Between the power of inquiry in aid of legislation and question hour
No. Section 21 (inquiry in aid of legislation) and Section 22 (question hour) of Article VI of the Constitution are closely related and complementary to each other, but they do not pertain to the same power of Congress. One specifically relates to the power to conduct inquiries in aid of legislation, the aim of which is to elicit information that may be used for legislation, while the other pertains to the power to conduct a question hour, the objective of which is to obtain information in pursuit of Congress' oversight function. While attendance was meant to be discretionary in the question hour, it was compulsory in inquiries in aid of legislation.
Power to cite in contempt
A person may be cited in contempt and imprisoned in relation to the Congressional exercise of inquiry in aid of legislation, how long will the imprisonment last?
This is tackled by the Supreme Court in Arnault vs. Nazareno, where the petitioner argued that the Senate lacks authority to commit him for contempt for a term beyond its period of legislative session. According to the Supreme Court:
That investigation has not been completed because of the refusal of the petitioner as a witness to answer certain questions pertinent to the subject of the inquiry. The Senate has empowered the committee to continue the investigation during the recess.
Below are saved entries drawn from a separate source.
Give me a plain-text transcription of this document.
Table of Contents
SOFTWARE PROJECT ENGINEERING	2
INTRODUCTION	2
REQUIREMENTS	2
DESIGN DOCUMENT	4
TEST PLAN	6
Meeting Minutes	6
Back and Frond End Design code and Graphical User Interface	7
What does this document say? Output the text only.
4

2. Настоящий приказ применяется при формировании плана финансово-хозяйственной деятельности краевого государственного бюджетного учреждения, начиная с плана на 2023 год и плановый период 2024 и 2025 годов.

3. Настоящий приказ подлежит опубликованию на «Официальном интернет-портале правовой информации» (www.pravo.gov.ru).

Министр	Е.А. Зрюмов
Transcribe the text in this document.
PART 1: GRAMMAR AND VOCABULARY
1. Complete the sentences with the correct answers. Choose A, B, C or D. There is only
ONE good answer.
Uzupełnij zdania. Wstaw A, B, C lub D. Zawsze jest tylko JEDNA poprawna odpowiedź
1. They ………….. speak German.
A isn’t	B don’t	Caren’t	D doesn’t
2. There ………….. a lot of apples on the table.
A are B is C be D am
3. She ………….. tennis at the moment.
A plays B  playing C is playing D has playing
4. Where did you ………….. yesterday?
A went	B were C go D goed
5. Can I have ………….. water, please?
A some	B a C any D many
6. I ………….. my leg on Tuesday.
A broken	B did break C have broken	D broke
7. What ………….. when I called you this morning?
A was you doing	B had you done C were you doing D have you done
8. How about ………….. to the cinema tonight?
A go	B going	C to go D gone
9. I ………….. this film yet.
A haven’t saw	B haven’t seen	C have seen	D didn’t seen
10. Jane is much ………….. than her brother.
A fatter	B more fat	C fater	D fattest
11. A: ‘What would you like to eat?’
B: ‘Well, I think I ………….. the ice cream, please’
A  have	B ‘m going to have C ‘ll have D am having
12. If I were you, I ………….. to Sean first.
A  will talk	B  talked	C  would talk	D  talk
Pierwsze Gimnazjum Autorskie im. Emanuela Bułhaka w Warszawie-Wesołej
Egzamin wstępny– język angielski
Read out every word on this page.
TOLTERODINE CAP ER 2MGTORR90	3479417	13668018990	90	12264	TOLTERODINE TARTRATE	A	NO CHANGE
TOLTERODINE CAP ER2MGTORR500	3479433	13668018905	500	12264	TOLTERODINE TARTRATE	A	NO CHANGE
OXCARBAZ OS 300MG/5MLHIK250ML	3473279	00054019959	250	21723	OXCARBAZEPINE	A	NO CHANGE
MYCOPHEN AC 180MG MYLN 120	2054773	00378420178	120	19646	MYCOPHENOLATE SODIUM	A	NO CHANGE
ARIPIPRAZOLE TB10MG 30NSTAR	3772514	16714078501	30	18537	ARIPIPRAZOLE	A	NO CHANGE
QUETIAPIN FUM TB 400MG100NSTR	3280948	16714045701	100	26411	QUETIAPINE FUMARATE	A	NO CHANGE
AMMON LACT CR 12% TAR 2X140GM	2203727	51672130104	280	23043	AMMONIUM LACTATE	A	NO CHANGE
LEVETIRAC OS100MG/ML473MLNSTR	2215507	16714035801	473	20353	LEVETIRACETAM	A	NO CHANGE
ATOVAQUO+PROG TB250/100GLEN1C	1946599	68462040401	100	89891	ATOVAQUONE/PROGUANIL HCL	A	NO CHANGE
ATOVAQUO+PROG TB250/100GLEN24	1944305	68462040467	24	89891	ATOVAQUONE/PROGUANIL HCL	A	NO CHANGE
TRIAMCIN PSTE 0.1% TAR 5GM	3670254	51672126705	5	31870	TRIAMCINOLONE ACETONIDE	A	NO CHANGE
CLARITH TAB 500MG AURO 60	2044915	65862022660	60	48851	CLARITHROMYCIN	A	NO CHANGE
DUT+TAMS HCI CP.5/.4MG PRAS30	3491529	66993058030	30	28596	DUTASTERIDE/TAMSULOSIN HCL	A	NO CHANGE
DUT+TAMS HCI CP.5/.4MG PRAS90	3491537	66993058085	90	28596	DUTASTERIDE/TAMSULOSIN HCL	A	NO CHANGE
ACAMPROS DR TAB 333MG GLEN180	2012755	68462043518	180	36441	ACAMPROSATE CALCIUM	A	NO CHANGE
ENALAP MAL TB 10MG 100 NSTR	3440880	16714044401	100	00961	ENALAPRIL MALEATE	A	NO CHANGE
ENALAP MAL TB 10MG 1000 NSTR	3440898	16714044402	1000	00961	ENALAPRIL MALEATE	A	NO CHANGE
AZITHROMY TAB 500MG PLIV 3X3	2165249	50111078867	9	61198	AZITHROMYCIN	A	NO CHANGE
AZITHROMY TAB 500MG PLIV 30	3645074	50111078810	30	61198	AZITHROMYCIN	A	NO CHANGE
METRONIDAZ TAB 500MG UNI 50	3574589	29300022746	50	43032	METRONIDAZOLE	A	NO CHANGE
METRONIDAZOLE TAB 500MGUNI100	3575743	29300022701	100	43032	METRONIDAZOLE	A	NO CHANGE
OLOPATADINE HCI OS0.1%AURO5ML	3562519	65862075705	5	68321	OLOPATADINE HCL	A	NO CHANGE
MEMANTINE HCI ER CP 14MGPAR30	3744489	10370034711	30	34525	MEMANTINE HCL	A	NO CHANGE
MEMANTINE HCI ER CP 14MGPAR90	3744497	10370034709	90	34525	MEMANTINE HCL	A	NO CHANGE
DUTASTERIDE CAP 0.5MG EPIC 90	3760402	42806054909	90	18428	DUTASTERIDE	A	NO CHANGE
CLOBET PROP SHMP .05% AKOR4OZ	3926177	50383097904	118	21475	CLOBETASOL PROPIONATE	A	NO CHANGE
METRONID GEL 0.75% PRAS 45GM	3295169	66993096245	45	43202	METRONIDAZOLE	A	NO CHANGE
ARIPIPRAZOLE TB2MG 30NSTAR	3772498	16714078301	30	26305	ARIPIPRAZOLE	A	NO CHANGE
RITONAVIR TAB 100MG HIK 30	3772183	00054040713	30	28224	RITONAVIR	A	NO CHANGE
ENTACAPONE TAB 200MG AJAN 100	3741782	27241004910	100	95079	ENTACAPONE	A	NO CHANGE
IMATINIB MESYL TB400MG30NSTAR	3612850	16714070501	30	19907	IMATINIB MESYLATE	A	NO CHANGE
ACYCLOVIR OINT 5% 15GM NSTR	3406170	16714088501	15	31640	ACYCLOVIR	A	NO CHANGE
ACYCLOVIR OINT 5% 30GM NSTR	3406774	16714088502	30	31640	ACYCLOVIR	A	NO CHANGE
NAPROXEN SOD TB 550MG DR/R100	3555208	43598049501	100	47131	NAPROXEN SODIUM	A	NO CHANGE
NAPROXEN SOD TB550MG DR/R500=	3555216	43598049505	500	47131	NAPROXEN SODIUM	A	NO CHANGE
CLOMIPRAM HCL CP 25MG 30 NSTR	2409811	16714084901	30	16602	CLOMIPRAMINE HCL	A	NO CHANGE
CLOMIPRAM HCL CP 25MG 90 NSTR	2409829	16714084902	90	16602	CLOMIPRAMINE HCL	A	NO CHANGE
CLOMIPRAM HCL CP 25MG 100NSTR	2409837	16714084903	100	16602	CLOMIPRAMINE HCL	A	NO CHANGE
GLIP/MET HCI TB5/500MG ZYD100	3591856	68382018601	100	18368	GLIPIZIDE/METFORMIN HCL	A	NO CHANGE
By refusing to answer the questions, the witness has obstructed the performance by the Senate of its legislative function, and the Senate has the power to remove the obstruction by compelling the witness to answer the questions thru restraint of his liberty until he shall have answered them. That power subsists as long as the Senate, which is a continuing body, persists in performing the particular legislative function involved. To hold that it may punish the witness for contempt only during the session in which investigation was begun, would be to recognize the right of the Senate to perform its function but at the same time to deny to it an essential and appropriate means for its performance. Aside from this, if we should hold that the power to punish for contempt terminates upon the adjournment of the session, the Senate would have to resume the investigation at the next and succeeding sessions and repeat the contempt proceedings against the witness until the investigation is completed-an absurd, unnecessary, and vexatious procedure, which should be avoided. As against the foregoing conclusion it is argued for the petitioner that the power may be abusively and oppressively exerted by the Senate which might keep the witness in prison for life. But we must assume that the Senate will not be disposed to exert the power beyond its proper bounds. And if, contrary to this assumption, proper limitations are disregarded, the portals of this Court are always open to those whose rights might thus be transgressed.